В начале 20-х годов прошлого века отношение к творчеству Сергея Есенина было весьма противоречивым. Несмотря на то, что его называли поэтом села, некоторые стихи автора вызывали явное недовольство партийных лидеров, которые считали недопустимым слишком откровенные и нелицеприятные высказывания Есенина о советской власти. Кроме этого, ему не могли простить постоянных драк и пьяных дебошей, беспорядочной личной жизни и беспринципности с точки зрения нового строя, так как поэт никогда не принимал участия в агитационных мероприятиях и не призывал к трудовым подвигам.
Между тем, Есенин отчетливо видел, как меняется мир вокруг него, и понимал, что ему в нем нет места. Устав от столичной суеты и кабацкой вакханалии, поэт несколько раз порывался вернуться на родину, в село Константиново. Однако после того, как ему все же удалось побывать в гостях у матери, Есенин написал цикл весьма противоречивых и наполненных горечью стихотворений, в которых фактически отрекся от знакомых с детства мест. Причинная была все та же – известный поэт у себя на родине не был никому нужен, кроме близких. В российской глубинке, где жители были заняты построением колхозов и коллективизацией, о творчестве Есенина никто не слыхал. В итоге он понял, что, уехав в Москву, утратил что-то для себя очень важное и дорогое, вернуть которое уже не в состоянии.
В 1922 году Сергей Есенин написал стихотворение "Да! Теперь решено. Без возврата…", которое поставило жирную точку в "сельском" этапе его творчества. Безусловно, автор впоследствии неоднократно обращался к пейзажной лирике, однако больше не восхищался так искренне красотами родного края, так как эти светлые ощущения и впечатления были омрачены суровой действительностью. В селах того времени царили разруха, голод и нищета. Поэтому Есенин, познавший вкус столичной жизни, больше не хотел прозябать в покосившейся деревянной хате и, уж тем более, работать за трудодни в колхозе.
В своем стихотворении автор отмечает, что навечно покидает "родные поля", подразумевая под этим, что ему уже никогда не стать тем босоногим крестьянским мальчишкой, который мог часами слушать шелест тополиных листьев. При этом Есенин с горечью отмечает, что "на московских извилистых улицах умереть, знай, судил мне Бог". И в этой фразе нет ни грамма бахвальства или же показного самобичевания. Поэт прекрасно осознает, что его жизнь зашла в тупик, из которого единственным разумным выходом является смерть. Во всяком случае, для Есенина она гораздо боле привлекательна, чем многочисленные столичные кабаки, в которых он проводит сутки напролет, читает "стихи проституткам и с бандитами жарю спирт".
Московская столичная жизнь стала для Есенина настоящим омутом, которые затягивал поэта с каждым месяцем все глубже и глубже.

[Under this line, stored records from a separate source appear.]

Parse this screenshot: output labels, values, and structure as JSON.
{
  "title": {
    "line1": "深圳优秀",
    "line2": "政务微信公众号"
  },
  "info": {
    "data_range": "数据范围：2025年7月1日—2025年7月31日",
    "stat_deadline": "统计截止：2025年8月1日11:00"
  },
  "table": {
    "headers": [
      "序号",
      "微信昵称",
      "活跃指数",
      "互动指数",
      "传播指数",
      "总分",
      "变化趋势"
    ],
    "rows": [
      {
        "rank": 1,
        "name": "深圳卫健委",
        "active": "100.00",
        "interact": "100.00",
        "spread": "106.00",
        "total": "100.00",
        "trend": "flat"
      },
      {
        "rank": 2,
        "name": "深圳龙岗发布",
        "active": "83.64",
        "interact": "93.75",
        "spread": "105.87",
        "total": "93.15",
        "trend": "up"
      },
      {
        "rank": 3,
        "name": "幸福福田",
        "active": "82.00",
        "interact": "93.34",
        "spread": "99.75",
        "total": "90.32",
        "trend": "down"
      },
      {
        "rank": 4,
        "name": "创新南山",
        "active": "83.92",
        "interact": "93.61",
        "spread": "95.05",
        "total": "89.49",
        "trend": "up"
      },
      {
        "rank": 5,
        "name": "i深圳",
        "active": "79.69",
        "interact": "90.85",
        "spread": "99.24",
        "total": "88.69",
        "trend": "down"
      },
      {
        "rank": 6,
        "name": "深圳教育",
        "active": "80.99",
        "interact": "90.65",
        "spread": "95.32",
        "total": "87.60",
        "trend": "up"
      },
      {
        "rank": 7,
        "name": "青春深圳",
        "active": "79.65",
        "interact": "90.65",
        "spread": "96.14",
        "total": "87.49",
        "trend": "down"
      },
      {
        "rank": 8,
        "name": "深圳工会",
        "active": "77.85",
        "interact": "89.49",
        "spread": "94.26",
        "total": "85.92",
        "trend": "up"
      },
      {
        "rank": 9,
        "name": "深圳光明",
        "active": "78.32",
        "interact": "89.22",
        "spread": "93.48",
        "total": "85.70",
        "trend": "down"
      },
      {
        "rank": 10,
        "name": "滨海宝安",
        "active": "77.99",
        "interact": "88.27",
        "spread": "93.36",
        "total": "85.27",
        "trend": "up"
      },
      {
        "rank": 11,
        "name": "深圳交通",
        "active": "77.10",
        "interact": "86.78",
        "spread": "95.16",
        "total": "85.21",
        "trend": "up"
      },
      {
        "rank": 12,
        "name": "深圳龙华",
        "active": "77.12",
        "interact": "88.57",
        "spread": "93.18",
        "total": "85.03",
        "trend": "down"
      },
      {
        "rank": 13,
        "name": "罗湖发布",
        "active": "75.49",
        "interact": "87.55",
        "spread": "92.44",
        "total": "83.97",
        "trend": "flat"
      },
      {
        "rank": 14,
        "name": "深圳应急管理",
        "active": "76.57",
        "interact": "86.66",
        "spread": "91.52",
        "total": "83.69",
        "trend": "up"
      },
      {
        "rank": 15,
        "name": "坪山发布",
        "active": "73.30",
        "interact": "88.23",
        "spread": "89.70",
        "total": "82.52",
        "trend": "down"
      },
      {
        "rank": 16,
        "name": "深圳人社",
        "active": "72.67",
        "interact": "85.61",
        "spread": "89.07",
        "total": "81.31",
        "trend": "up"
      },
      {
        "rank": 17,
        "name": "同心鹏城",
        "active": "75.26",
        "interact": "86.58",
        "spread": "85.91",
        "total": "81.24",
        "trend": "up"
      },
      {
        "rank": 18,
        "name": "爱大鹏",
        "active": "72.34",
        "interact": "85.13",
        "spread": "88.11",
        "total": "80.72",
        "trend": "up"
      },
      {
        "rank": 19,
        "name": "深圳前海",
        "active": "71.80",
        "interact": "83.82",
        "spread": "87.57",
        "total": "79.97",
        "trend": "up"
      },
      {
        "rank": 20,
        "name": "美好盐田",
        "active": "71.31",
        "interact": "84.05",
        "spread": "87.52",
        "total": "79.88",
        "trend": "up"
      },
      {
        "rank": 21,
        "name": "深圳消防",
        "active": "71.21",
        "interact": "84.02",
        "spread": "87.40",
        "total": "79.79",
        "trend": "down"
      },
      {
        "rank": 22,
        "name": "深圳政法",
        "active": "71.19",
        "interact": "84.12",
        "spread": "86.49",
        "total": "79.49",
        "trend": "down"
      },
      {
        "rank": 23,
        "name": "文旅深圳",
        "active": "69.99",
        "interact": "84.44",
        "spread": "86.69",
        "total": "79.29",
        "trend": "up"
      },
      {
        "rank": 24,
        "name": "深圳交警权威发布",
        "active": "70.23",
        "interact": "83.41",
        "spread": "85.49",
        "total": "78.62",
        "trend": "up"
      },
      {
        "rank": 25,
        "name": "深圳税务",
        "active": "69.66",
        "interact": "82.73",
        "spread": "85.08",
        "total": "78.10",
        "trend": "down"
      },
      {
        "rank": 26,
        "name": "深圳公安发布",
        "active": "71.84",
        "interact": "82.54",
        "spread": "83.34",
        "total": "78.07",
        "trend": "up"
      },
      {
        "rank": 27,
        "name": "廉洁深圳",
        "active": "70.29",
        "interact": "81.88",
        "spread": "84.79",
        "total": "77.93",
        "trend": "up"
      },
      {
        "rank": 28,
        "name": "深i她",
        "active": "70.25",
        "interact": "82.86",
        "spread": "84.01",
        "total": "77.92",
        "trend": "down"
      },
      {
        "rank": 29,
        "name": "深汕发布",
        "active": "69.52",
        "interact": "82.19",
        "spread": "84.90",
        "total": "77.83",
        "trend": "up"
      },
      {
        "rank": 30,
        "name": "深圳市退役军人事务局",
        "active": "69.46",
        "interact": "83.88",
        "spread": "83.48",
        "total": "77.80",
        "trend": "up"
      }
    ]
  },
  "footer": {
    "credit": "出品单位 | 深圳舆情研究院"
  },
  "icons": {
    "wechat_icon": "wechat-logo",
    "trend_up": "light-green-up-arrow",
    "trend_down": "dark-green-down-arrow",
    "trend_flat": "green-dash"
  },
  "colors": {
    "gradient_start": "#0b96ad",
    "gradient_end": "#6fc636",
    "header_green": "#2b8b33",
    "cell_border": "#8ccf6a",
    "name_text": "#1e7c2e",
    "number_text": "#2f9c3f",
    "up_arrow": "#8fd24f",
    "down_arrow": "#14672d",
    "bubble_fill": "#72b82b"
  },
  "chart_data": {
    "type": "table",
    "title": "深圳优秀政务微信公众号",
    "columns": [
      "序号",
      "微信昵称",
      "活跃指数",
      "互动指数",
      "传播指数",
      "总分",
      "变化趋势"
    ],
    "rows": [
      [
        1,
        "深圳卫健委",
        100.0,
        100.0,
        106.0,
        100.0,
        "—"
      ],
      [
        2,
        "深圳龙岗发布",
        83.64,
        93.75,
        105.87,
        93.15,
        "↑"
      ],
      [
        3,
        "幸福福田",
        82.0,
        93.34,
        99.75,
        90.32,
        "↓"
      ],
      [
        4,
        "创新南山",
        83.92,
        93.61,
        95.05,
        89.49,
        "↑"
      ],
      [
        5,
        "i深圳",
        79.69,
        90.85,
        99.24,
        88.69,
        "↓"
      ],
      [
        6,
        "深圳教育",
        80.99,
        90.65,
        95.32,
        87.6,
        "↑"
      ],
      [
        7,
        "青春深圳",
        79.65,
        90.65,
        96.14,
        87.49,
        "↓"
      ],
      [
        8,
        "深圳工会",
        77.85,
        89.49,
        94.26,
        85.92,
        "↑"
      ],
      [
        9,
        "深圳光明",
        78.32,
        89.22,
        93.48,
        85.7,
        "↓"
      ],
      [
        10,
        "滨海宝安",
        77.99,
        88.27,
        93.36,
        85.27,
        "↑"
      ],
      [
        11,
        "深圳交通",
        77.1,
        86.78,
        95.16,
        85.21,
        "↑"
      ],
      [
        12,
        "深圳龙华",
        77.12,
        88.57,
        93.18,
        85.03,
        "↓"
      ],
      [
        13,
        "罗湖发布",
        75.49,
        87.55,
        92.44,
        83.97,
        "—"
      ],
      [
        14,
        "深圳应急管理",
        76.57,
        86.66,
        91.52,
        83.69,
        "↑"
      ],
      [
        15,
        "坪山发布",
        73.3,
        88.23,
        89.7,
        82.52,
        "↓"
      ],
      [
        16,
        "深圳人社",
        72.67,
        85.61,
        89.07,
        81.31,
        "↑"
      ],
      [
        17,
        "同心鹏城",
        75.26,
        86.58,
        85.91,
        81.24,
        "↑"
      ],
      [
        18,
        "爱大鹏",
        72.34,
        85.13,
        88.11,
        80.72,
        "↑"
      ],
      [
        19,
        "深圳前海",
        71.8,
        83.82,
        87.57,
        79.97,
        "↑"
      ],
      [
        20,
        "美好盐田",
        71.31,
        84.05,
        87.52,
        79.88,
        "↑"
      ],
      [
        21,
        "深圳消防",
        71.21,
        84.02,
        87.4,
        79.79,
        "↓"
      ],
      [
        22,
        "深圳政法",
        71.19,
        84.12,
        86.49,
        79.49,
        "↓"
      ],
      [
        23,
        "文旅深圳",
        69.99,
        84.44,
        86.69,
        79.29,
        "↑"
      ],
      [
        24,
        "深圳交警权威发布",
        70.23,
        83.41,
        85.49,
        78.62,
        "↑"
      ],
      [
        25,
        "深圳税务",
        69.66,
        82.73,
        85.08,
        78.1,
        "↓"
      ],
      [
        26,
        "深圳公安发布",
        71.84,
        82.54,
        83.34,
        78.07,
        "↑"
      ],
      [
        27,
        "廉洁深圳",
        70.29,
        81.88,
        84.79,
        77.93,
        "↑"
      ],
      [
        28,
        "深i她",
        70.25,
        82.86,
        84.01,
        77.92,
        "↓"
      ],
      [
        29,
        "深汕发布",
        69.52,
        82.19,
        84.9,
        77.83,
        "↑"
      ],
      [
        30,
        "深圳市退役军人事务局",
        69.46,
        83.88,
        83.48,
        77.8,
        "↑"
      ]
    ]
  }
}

Если раньше он грезил родным селом, мечтая вернуться домой хоть ненадолго, то теперь лишился и этого утешения. Поэтому поэт сравнивается себя с кабацкими завсегдатаями, отмечая: "Я такой же, как вы, пропащий, мне теперь не уйти назад". И дело не в том, что у него нет силы воли, чтобы порвать с распутным образом жизни. Есенин не видит цели, ради которой стоило бы это делать. И не видит смысла в собственной жизни, которая ему представляется иллюзорной и совершенно глупой. У нее нет будущего, которое могло бы стать для поэта своеобразной путеводной звездой, целью, к которой стоит стремиться вопреки всему. По сути, именно в этот период Есенин осознает, что лишился своей родины, которая теперь живет по другим законам и не нуждается в том, чтобы кто-то воспевал ее красоты вместо того, чтобы строить социалистическое общество.